ROK TALK | Text to Speech and Accessibility Technology for Websites

ROKTalk from ROK Talk is a high quality Software as a Service (SaaS) text-to-speech system for websites, which reads out web text on demand in a clear, life-like voice.

The technical benefits of using ROK Talk's technology on a site include voice quality, speed, accessibility, interface and scalability, plus easy integration for website owners and no download needed by end users.

Using the SaaS model means that vocalisation accessibility is available on demand to all visitors to a website without them having to install an application or any special software or facilities.
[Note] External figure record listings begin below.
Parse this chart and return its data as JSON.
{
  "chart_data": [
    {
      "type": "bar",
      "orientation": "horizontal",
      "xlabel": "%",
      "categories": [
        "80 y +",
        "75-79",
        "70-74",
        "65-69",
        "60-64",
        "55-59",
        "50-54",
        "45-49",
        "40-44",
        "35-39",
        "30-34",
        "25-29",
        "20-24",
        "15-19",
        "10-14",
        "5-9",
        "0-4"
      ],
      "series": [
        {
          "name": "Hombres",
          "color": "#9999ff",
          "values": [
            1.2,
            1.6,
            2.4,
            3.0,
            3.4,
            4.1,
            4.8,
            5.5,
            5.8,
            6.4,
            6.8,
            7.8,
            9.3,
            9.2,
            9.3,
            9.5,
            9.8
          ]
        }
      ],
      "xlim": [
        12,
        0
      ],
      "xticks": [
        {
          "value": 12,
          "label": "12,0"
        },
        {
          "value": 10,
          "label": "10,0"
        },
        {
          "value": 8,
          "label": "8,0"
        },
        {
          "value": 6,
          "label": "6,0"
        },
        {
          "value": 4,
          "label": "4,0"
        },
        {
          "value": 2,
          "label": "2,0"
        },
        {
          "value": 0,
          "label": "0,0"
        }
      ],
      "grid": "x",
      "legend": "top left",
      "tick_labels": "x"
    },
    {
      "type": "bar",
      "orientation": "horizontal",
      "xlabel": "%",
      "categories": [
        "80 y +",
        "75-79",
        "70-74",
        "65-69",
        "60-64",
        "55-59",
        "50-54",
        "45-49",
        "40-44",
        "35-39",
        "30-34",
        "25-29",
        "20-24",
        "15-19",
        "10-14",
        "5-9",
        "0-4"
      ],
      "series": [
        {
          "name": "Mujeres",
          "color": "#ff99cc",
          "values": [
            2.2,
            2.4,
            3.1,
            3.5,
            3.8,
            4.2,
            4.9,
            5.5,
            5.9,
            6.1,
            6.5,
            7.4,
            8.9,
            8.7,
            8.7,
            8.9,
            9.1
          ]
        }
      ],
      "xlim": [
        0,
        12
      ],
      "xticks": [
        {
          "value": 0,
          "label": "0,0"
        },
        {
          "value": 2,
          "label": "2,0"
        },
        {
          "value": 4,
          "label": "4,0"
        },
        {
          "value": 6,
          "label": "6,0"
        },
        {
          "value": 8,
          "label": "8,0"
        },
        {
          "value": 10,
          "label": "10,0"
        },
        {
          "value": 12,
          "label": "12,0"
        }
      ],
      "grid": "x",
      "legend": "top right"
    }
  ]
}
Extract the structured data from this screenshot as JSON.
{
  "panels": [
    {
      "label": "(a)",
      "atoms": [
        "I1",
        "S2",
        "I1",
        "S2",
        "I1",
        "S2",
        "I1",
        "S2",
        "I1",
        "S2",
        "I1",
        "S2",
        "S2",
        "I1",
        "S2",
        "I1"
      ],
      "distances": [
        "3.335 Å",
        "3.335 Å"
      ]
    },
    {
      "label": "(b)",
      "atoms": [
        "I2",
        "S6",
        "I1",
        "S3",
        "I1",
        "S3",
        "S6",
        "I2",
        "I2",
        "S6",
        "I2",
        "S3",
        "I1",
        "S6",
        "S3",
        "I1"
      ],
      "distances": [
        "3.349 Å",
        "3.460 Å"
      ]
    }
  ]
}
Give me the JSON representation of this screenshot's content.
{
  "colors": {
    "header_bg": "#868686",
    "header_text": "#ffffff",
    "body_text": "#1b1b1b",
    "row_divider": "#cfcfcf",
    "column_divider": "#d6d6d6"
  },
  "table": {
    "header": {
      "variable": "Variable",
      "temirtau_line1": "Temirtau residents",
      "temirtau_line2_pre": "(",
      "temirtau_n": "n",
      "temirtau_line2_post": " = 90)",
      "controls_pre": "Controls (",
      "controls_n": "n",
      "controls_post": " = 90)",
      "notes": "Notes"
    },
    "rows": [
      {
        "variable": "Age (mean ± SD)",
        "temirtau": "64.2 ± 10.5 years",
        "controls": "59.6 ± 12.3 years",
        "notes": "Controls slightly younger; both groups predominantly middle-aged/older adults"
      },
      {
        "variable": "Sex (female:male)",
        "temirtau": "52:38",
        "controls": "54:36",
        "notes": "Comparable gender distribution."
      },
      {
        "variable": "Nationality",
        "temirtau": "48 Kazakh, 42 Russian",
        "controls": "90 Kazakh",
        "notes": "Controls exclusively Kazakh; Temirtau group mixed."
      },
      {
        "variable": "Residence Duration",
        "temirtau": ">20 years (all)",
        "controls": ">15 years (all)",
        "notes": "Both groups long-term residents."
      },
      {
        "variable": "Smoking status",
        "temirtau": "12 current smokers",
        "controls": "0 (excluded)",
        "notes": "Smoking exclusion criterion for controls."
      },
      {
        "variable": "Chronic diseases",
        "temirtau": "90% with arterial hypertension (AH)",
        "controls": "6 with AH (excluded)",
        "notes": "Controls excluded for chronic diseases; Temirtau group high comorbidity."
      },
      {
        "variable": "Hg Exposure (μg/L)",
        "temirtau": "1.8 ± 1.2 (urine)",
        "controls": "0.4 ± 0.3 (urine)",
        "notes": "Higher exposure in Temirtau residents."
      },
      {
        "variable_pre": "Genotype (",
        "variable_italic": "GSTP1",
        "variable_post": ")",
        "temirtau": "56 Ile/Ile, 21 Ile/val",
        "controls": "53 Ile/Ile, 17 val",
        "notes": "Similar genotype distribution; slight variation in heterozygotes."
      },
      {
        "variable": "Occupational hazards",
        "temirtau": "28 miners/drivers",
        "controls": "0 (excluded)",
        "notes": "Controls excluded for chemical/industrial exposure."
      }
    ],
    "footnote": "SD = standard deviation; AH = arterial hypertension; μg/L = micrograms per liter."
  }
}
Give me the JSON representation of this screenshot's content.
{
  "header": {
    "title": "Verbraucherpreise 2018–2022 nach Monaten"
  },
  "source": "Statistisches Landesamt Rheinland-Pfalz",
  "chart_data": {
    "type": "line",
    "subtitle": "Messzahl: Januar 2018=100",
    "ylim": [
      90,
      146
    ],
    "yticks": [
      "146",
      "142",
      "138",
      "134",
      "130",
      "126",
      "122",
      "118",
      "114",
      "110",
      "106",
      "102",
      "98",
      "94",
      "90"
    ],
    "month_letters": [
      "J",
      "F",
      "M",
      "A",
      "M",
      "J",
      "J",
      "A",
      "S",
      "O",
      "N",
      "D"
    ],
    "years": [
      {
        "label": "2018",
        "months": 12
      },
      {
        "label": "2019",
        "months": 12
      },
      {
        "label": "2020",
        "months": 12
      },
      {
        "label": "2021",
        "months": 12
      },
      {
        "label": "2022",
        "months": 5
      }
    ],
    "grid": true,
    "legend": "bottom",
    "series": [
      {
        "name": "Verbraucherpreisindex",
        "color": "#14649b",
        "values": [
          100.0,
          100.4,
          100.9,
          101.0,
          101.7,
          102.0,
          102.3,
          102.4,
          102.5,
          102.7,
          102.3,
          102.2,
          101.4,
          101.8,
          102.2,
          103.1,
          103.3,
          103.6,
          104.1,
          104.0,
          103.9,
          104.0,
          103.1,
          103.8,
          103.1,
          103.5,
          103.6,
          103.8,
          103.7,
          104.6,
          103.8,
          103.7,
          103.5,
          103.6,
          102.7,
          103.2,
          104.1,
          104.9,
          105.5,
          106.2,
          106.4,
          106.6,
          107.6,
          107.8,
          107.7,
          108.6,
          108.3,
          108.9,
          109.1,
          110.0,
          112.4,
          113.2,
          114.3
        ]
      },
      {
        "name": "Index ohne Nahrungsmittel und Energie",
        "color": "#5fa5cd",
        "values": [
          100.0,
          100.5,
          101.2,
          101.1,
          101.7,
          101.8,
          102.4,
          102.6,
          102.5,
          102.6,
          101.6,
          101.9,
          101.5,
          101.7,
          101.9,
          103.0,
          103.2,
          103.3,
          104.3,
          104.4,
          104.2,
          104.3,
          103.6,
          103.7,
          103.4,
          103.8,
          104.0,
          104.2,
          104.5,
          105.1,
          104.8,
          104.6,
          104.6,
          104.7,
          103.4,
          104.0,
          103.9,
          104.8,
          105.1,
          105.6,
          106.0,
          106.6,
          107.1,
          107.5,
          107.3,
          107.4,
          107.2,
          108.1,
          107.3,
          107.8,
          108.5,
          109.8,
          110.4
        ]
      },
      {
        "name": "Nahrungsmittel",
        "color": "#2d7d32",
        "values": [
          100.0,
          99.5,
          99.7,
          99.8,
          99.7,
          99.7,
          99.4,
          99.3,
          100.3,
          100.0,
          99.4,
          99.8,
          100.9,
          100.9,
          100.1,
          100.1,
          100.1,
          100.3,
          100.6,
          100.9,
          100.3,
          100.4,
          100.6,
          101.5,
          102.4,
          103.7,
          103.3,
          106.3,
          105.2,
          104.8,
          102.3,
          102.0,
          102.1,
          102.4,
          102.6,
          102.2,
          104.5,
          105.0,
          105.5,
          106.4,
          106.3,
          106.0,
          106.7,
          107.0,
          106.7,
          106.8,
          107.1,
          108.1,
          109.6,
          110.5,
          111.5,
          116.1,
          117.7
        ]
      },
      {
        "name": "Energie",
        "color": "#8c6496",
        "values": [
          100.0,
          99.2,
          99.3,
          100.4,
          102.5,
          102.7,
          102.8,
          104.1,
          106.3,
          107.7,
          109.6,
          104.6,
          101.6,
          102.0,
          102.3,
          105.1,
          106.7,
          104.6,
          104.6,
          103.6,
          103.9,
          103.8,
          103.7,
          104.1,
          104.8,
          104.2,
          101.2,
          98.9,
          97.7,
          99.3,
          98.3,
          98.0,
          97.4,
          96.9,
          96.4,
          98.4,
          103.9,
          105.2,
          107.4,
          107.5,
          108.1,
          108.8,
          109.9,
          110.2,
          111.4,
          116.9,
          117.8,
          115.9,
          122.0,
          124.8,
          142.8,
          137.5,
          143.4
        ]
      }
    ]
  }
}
From the perspective of the website owner, the SaaS model means minimal integration effort and no installation or hosting overheads as all speech processing is conducted remotely.

Advanced technology

ROKTalk uses AJAX technology and other linked technical processes to convert, with minimal latency, text elements on an HTML web page into clear sound files and return them to the user.

This allows web text to be ‘read out’ in what is, effectively, real time. This increases website accessibility and usefulness for many visitors who might have difficulty reading due to vision impairment or challenges such as dyslexia.

Some visitors may simply prefer listening to text content, time-shifting it, or transferring it to a device such as an iPod for listening on the move.

ROKTalk can be deployed on any website in a variety of voices and languages and can operate with custom voice fonts with specialist lexicons to optimise the handling of specialist words, phrases and abbreviations.

Toolbar or Toolbox

The vocalisation system is highly flexible and configurable and can be controlled by a variety of methods to suit the requirements of the website owner and sit neatly with the design and configuration of the web page.

A standard control Toolbar can be deployed at the bottom of enabled web pages, but many users prefer to access speech via flexible Toolbox elements added as integrated control buttons anywhere on the page, offering the opportunity to ‘hear this page’, or ‘save this page as MP3’.

Users of the Toolbar method have the option of a show/hide button so the vocalisation service and thus the control Toolbar is only displayed if users switch it on.

Simple integration

Whatever method or design of vocalisation control is used, a small element of Javascript must be added to each page to be vocalised. This is a straightforward process similar to the way services such as Google Analytics might be added to a website.

Requests for conversion of web screen text are referred to the ROKTalk server(s) simply by ‘pointing’ using the mouse, or highlighting and then clicking the ‘play/save’ control, or, uniquely for SaaS of this type, by use of keyboard ‘hot keys’ rather than via mouse controls making ROKTalk genuinely accessible even to those with little or no vision.

Remote processing

Speech requests are processed by the server-located voice engine and the associated voice conversation systems. Various layers of additional processing rules are applied at this stage to tune pronunciation and to deliver the correct language, voice and specialist dictionary. Processed text is converted into .WAV files and then into .MP3 files and streamed back to the machine from which the request originated. All this happens in a few fractions of a second.

The AJAX control triggers the reading of the sound file through a hidden Flash object that is transparent to the user. A mixture of real-time processing and cache retrieval allow scalability and robustness to support numerous concurrent user sessions.

Text can be listened to in real time or saved as an MP3 for later listening or transfer to a mobile device, such as an iPod or mobile phone.